A New Search Algorithm For Identifying Motifs in the CSD. J.A. Chisholm1, W.D.S Motherwell1, N. Feeder2, 1Cambridge Crystallographic Data Centre, 12 Union Road, Cambridge CB2 1EZ, UK. 2Pharmaceutical R&D, Pfizer Global R&D, Ramsgate Rd., Sandwich, Kent, CT13 9NJ, UK.

A search algorithm (3DSearch) is presented that can identify challenging extended chemical queries or motifs from 3D crystal structure coordinates. The Cambridge Structural Database (CSD) system already has a search program, Conquest1,2, which will find intermolecular contacts between specified atoms. However, the task of searching 3D coordinates can be problematic when the query pattern or motif becomes large and extended beyond first-neighbour contacts. For example, the task of finding a hydrogen bond motifs involving arrangements of 6-membered rings in the total CSD is slow, taking several days to complete the search.

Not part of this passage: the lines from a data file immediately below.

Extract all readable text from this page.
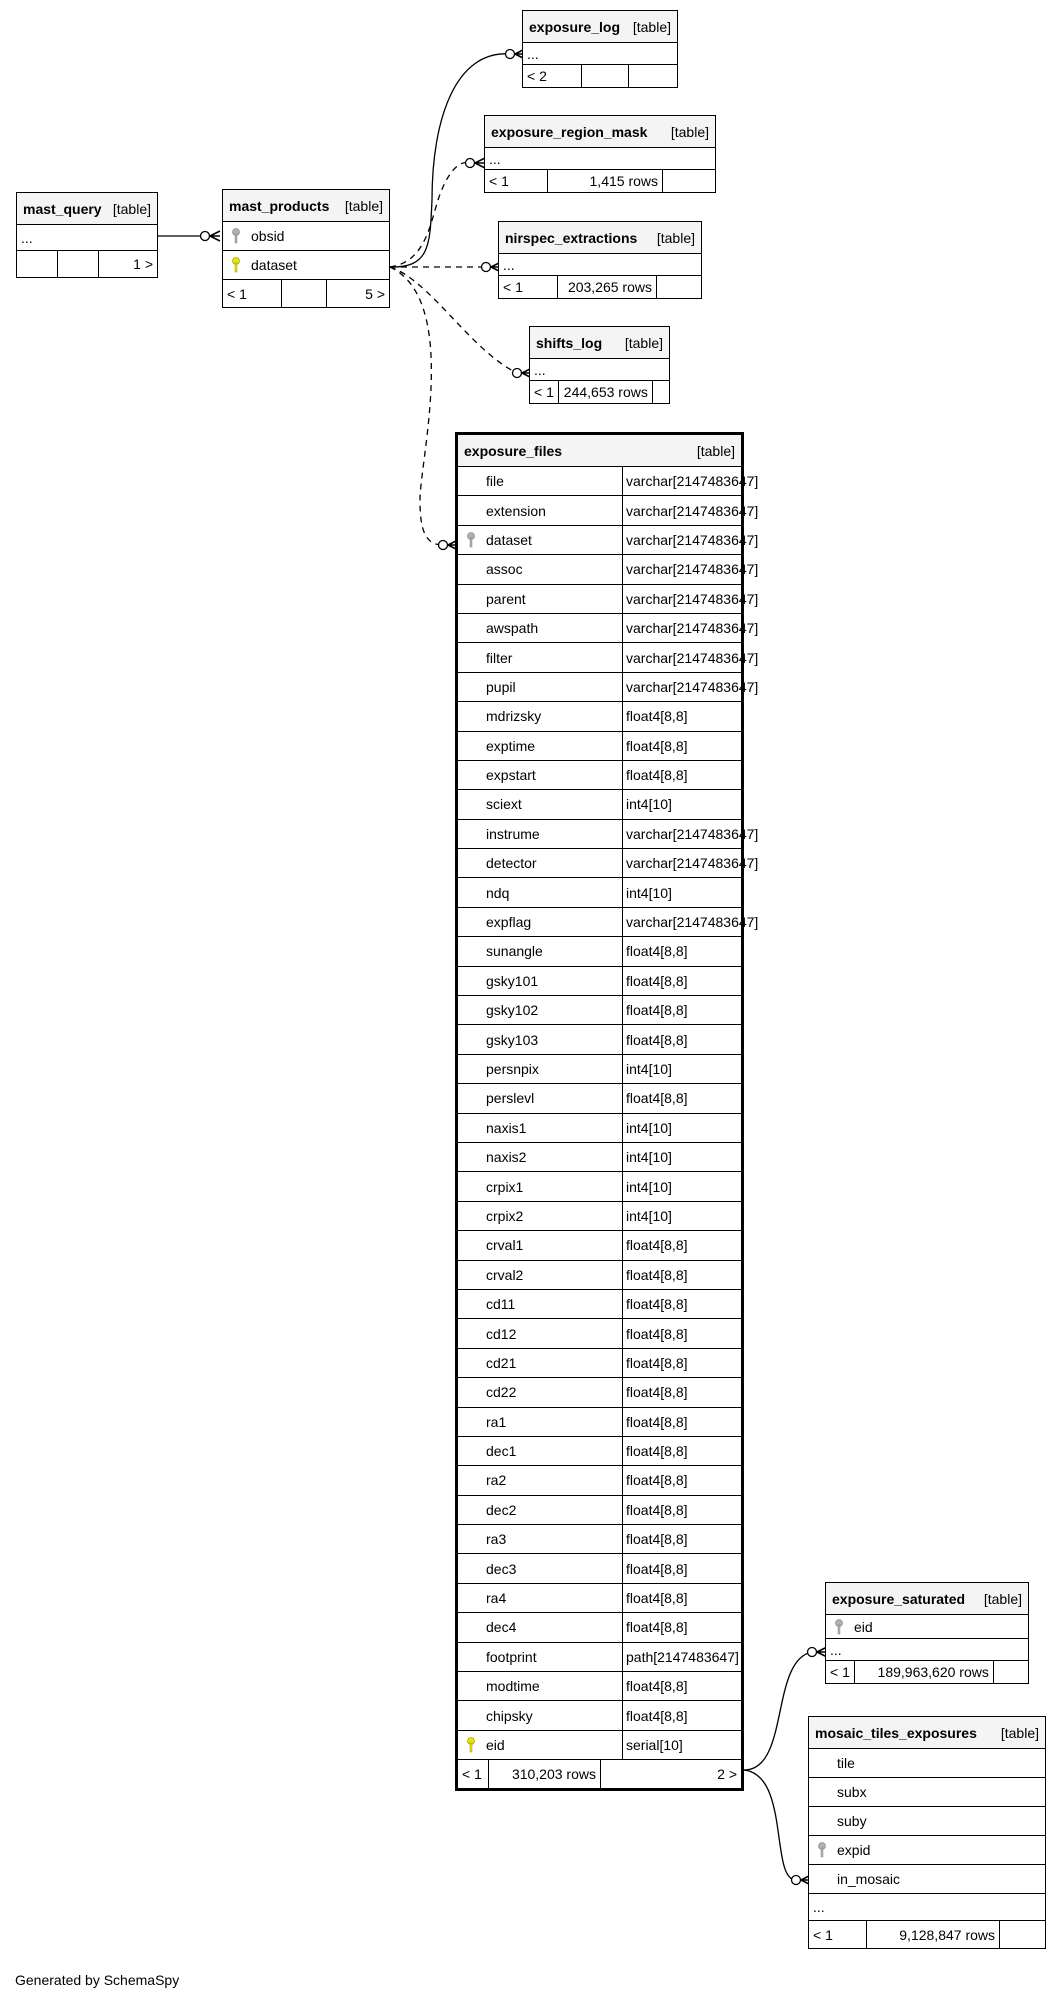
mast_query [table]
...
1 >
mast_products [table]
obsid
dataset
< 1	5 >
exposure_log [table]
...
< 2
exposure_region_mask [table]
...
< 1	1,415 rows
nirspec_extractions [table]
...
< 1	203,265 rows
shifts_log [table]
...
< 1 244,653 rows
exposure_files	[table]
file	varchar[2147483647]
extension	varchar[2147483647]
dataset	varchar[2147483647]
assoc	varchar[2147483647]
parent	varchar[2147483647]
awspath	varchar[2147483647]
filter	varchar[2147483647]
pupil	varchar[2147483647]
mdrizsky	float4[8,8]
exptime	float4[8,8]
expstart	float4[8,8]
sciext	int4[10]
instrume	varchar[2147483647]
detector	varchar[2147483647]
ndq	int4[10]
expflag	varchar[2147483647]
sunangle	float4[8,8]
gsky101	float4[8,8]
gsky102	float4[8,8]
gsky103	float4[8,8]
persnpix	int4[10]
perslevl	float4[8,8]
naxis1	int4[10]
naxis2	int4[10]
crpix1	int4[10]
crpix2	int4[10]
crval1	float4[8,8]
crval2	float4[8,8]
cd11	float4[8,8]
cd12	float4[8,8]
cd21	float4[8,8]
cd22	float4[8,8]
ra1	float4[8,8]
dec1	float4[8,8]
ra2	float4[8,8]
dec2	float4[8,8]
ra3	float4[8,8]
dec3	float4[8,8]
ra4	float4[8,8]
dec4	float4[8,8]
footprint	path[2147483647]
modtime	float4[8,8]
chipsky	float4[8,8]
eid	serial[10]
< 1	310,203 rows	2 >
exposure_saturated [table]
eid
...
< 1	189,963,620 rows
mosaic_tiles_exposures [table]
tile
subx
suby
expid
in_mosaic
...
< 1	9,128,847 rows
Generated by SchemaSpy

The new algorithm combines graph matching and contact search methods within a depth first backtracking algorithm. This approach provides the ability to search, in an efficient and accurate manner, for general chemical queries that may contain several intermolecular contacts. Performance metrics are presented for two example searches: a hydrogen bond ‘tape’ motif (a pattern of four adjacent 6 membered rings), and a query representing the geometric arrangement of key functional groups on the surface of orthorhombic paracetamol. It is shown how such searches, that are out-with the capability of the existing search engine, can now be performed on the entire CSD in a matter of minutes.

1. F.H. Allen, “The Cambridge Structural Database...”, Acta Cryst. (2002), B58, 380-388.
2. I.J. Bruno et al. “New software for searching the Cambridge Structural Database...”, Acta Cryst., 2002, B58, 389-397.